Four clinical entities present with intracellular accumulation and urinary excretion of sialic acid.1 Sialidosis is due to deficiency of lysosomal neuraminidase leading to storage of undegraded sialyloligosaccharides (see Chap. 140). Sialidosis patients show evidence of lysosomal accumulation, but the storage material, as well as the urinary excretion product, is bound, not free, sialic acid. Definitive diagnosis of sialidosis can be made by assay of neuraminidase activity in leukocytes or cultured fibroblasts. Galactosialidosis is due to a deficiency of a 32-kDa protective protein, and affected patients also excrete sialyloligosaccharides in urine (see Chap. 140). ISSD and Salla disease are allelic mutations of a gene coding for a lysosomal membrane transport protein, and sialuria is a genetic error of impaired feedback inhibition in the synthesis of sialic acid.

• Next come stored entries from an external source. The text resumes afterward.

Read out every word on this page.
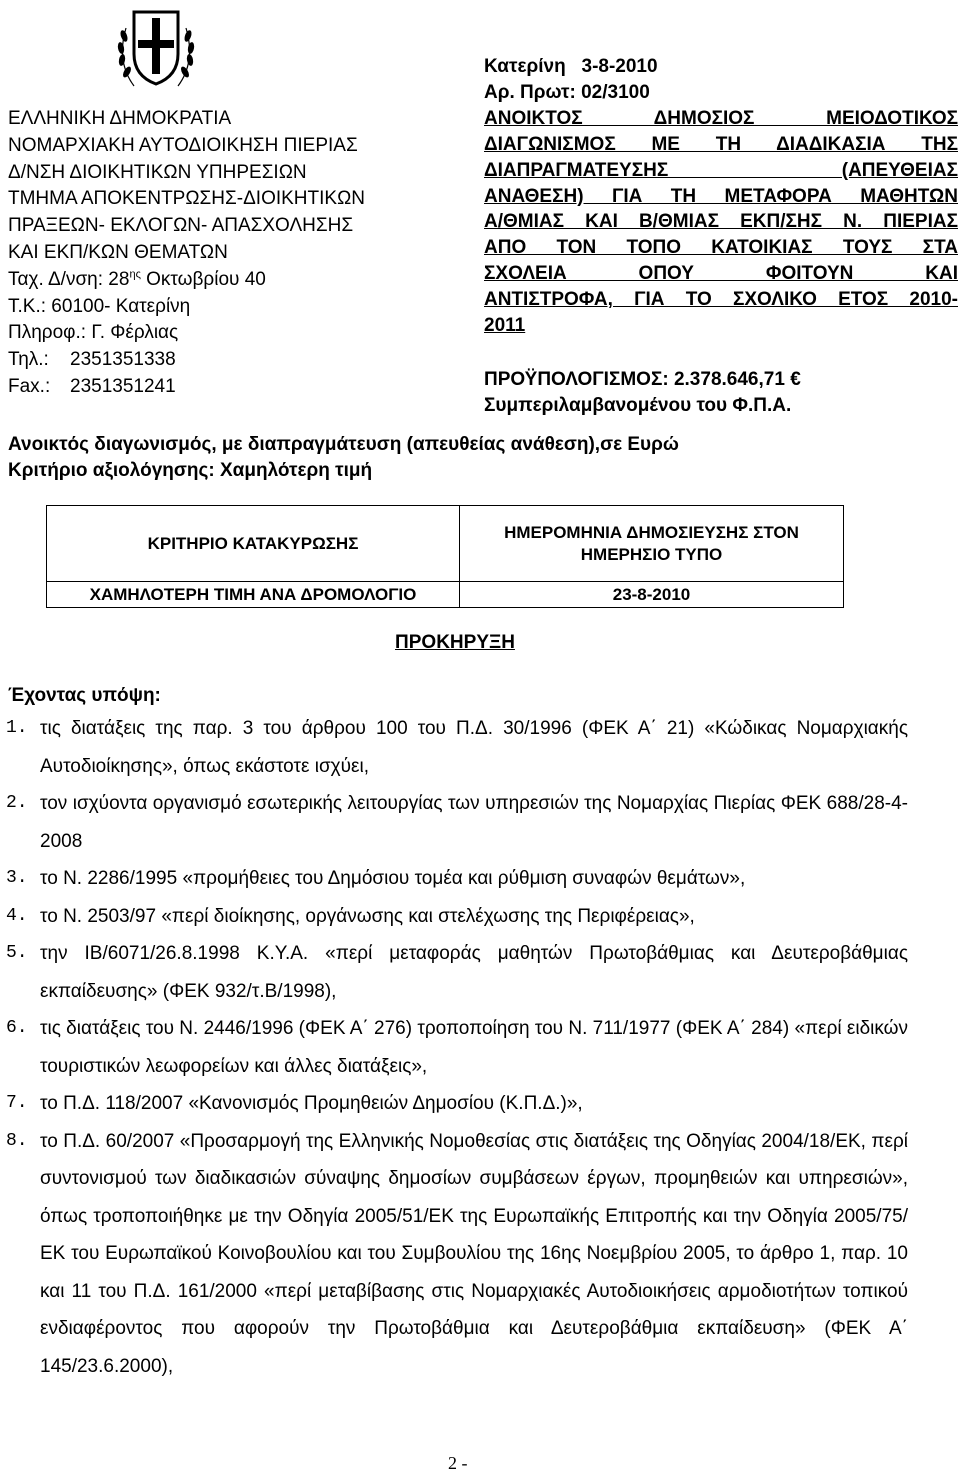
ΕΛΛΗΝΙΚΗ ΔΗΜΟΚΡΑΤΙΑ
ΝΟΜΑΡΧΙΑΚΗ ΑΥΤΟΔΙΟΙΚΗΣΗ ΠΙΕΡΙΑΣ
Δ/ΝΣΗ ΔΙΟΙΚΗΤΙΚΩΝ ΥΠΗΡΕΣΙΩΝ
ΤΜΗΜΑ ΑΠΟΚΕΝΤΡΩΣΗΣ-ΔΙΟΙΚΗΤΙΚΩΝ
ΠΡΑΞΕΩΝ- ΕΚΛΟΓΩΝ- ΑΠΑΣΧΟΛΗΣΗΣ
ΚΑΙ ΕΚΠ/ΚΩΝ ΘΕΜΑΤΩΝ
Ταχ. Δ/νση: $28^{\eta\varsigma}$ Οκτωβρίου 40
Τ.Κ.: 60100- Κατερίνη
Πληροφ.: Γ. Φέρλιας
Τηλ.:	2351351338
Fax.:	2351351241
Κατερίνη   3-8-2010
Αρ. Πρωτ: 02/3100
ΑΝΟΙΚΤΟΣ ΔΗΜΟΣΙΟΣ ΜΕΙΟΔΟΤΙΚΟΣ
ΔΙΑΓΩΝΙΣΜΟΣ ΜΕ ΤΗ ΔΙΑΔΙΚΑΣΙΑ ΤΗΣ
ΔΙΑΠΡΑΓΜΑΤΕΥΣΗΣ (ΑΠΕΥΘΕΙΑΣ
ΑΝΑΘΕΣΗ) ΓΙΑ ΤΗ ΜΕΤΑΦΟΡΑ ΜΑΘΗΤΩΝ
Α/ΘΜΙΑΣ ΚΑΙ Β/ΘΜΙΑΣ ΕΚΠ/ΣΗΣ Ν. ΠΙΕΡΙΑΣ
ΑΠΟ ΤΟΝ ΤΟΠΟ ΚΑΤΟΙΚΙΑΣ ΤΟΥΣ ΣΤΑ
ΣΧΟΛΕΙΑ ΟΠΟΥ ΦΟΙΤΟΥΝ ΚΑΙ
ΑΝΤΙΣΤΡΟΦΑ, ΓΙΑ ΤΟ ΣΧΟΛΙΚΟ ΕΤΟΣ 2010-
2011
ΠΡΟΫΠΟΛΟΓΙΣΜΟΣ: 2.378.646,71 €
Συμπεριλαμβανομένου του Φ.Π.Α.
Ανοικτός διαγωνισμός, με διαπραγμάτευση (απευθείας ανάθεση),σε Ευρώ
Κριτήριο αξιολόγησης: Χαμηλότερη τιμή
ΚΡΙΤΗΡΙΟ ΚΑΤΑΚΥΡΩΣΗΣ	ΗΜΕΡΟΜΗΝΙΑ ΔΗΜΟΣΙΕΥΣΗΣ ΣΤΟΝ
ΗΜΕΡΗΣΙΟ ΤΥΠΟ

ΧΑΜΗΛΟΤΕΡΗ ΤΙΜΗ ΑΝΑ ΔΡΟΜΟΛΟΓΙΟ	23-8-2010
ΠΡΟΚΗΡΥΞΗ
Έχοντας υπόψη:
1. τις διατάξεις της παρ. 3 του άρθρου 100 του Π.Δ. 30/1996 (ΦΕΚ Α΄ 21) «Κώδικας Νομαρχιακής Αυτοδιοίκησης», όπως εκάστοτε ισχύει,
2. τον ισχύοντα οργανισμό εσωτερικής λειτουργίας των υπηρεσιών της Νομαρχίας Πιερίας ΦΕΚ 688/28-4-2008
3. το Ν. 2286/1995 «προμήθειες του Δημόσιου τομέα και ρύθμιση συναφών θεμάτων»,
4. το Ν. 2503/97 «περί διοίκησης, οργάνωσης και στελέχωσης της Περιφέρειας»,
5. την ΙΒ/6071/26.8.1998 Κ.Υ.Α. «περί μεταφοράς μαθητών Πρωτοβάθμιας και Δευτεροβάθμιας εκπαίδευσης» (ΦΕΚ 932/τ.Β/1998),
6. τις διατάξεις του Ν. 2446/1996 (ΦΕΚ Α΄ 276) τροποποίηση του Ν. 711/1977 (ΦΕΚ Α΄ 284) «περί ειδικών τουριστικών λεωφορείων και άλλες διατάξεις»,
7. το Π.Δ. 118/2007 «Κανονισμός Προμηθειών Δημοσίου (Κ.Π.Δ.)»,
8. το Π.Δ. 60/2007 «Προσαρμογή της Ελληνικής Νομοθεσίας στις διατάξεις της Οδηγίας 2004/18/ΕΚ, περί συντονισμού των διαδικασιών σύναψης δημοσίων συμβάσεων έργων, προμηθειών και υπηρεσιών», όπως τροποποιήθηκε με την Οδηγία 2005/51/ΕΚ της Ευρωπαϊκής Επιτροπής και την Οδηγία 2005/75/ΕΚ του Ευρωπαϊκού Κοινοβουλίου και του Συμβουλίου της 16ης Νοεμβρίου 2005, το άρθρο 1, παρ. 10 και 11 του Π.Δ. 161/2000 «περί μεταβίβασης στις Νομαρχιακές Αυτοδιοικήσεις αρμοδιοτήτων τοπικού ενδιαφέροντος που αφορούν την Πρωτοβάθμια και Δευτεροβάθμια εκπαίδευση» (ΦΕΚ Α΄ 145/23.6.2000),
2 -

The clinical presentations of infantile sialidosis, galactosialidosis, and ISSD may be very similar during the neonatal period, with hepatosplenomegaly, ascites, edema, and dysmorphic features. Cherry-red spots, which are typical ocular findings in sialidosis and galactosialidosis, are not detectable at this early age. Assay of urinary oligosaccharides and enzyme activities in leukocytes or cultured cells usually leads to the correct diagnosis.

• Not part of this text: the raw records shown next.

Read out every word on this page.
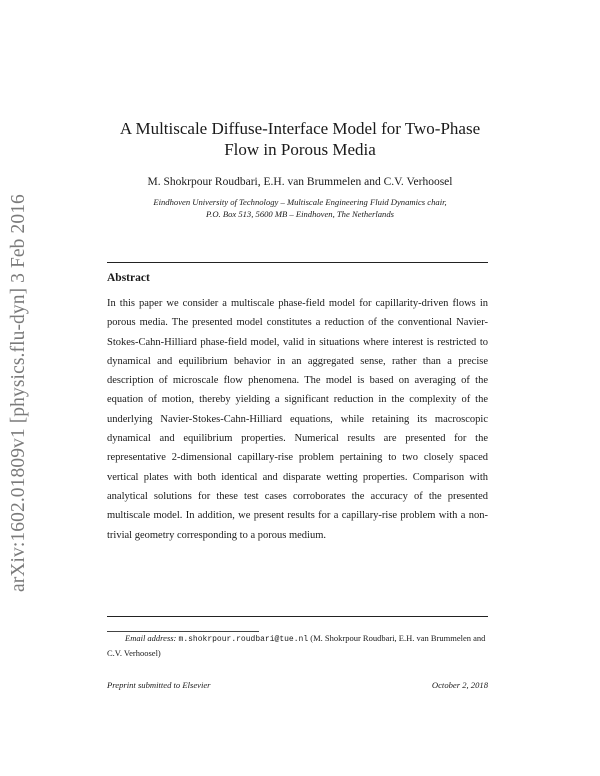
arXiv:1602.01809v1 [physics.flu-dyn] 3 Feb 2016
A Multiscale Diffuse-Interface Model for Two-Phase
Flow in Porous Media
M. Shokrpour Roudbari, E.H. van Brummelen and C.V. Verhoosel
Eindhoven University of Technology – Multiscale Engineering Fluid Dynamics chair,
P.O. Box 513, 5600 MB – Eindhoven, The Netherlands
Abstract
In this paper we consider a multiscale phase-field model for capillarity-driven flows in porous media. The presented model constitutes a reduction of the conventional Navier-Stokes-Cahn-Hilliard phase-field model, valid in situations where interest is restricted to dynamical and equilibrium behavior in an aggregated sense, rather than a precise description of microscale flow phenomena. The model is based on averaging of the equation of motion, thereby yielding a significant reduction in the complexity of the underlying Navier-Stokes-Cahn-Hilliard equations, while retaining its macroscopic dynamical and equilibrium properties. Numerical results are presented for the representative 2-dimensional capillary-rise problem pertaining to two closely spaced vertical plates with both identical and disparate wetting properties. Comparison with analytical solutions for these test cases corroborates the accuracy of the presented multiscale model. In addition, we present results for a capillary-rise problem with a non-trivial geometry corresponding to a porous medium.
Email address: m.shokrpour.roudbari@tue.nl (M. Shokrpour Roudbari, E.H. van Brummelen and C.V. Verhoosel)
Preprint submitted to Elsevier	October 2, 2018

The distinction between ISSD and Salla disease is straightforward in typical cases. The severity of the clinical course of the disease and the difference in the amount of sialic acid excreted in the urine and stored in the tissues usually identify the type of disease. Atypical patients, however, may pose diagnostic difficulties. Visceromegaly, dysmorphic features, and hypopigmentation of the skin point to ISSD because these findings have not been described in Salla disease patients.
The final diagnostic consideration is sialuria, characterized by variable degrees of developmental delay, hepatosplenomegaly, coarse facial features, massive urinary excretion, and cytoplasmic storage of free sialic acid (see “Sialuria,” below).
At present, no specific treatment is available for patients with Salla disease or ISSD. No therapeutic trials with bone marrow transplantation are known. Detailed molecular characterization of the transport mechanism at the lysosomal membrane may pave the way for specific therapeutic modalities.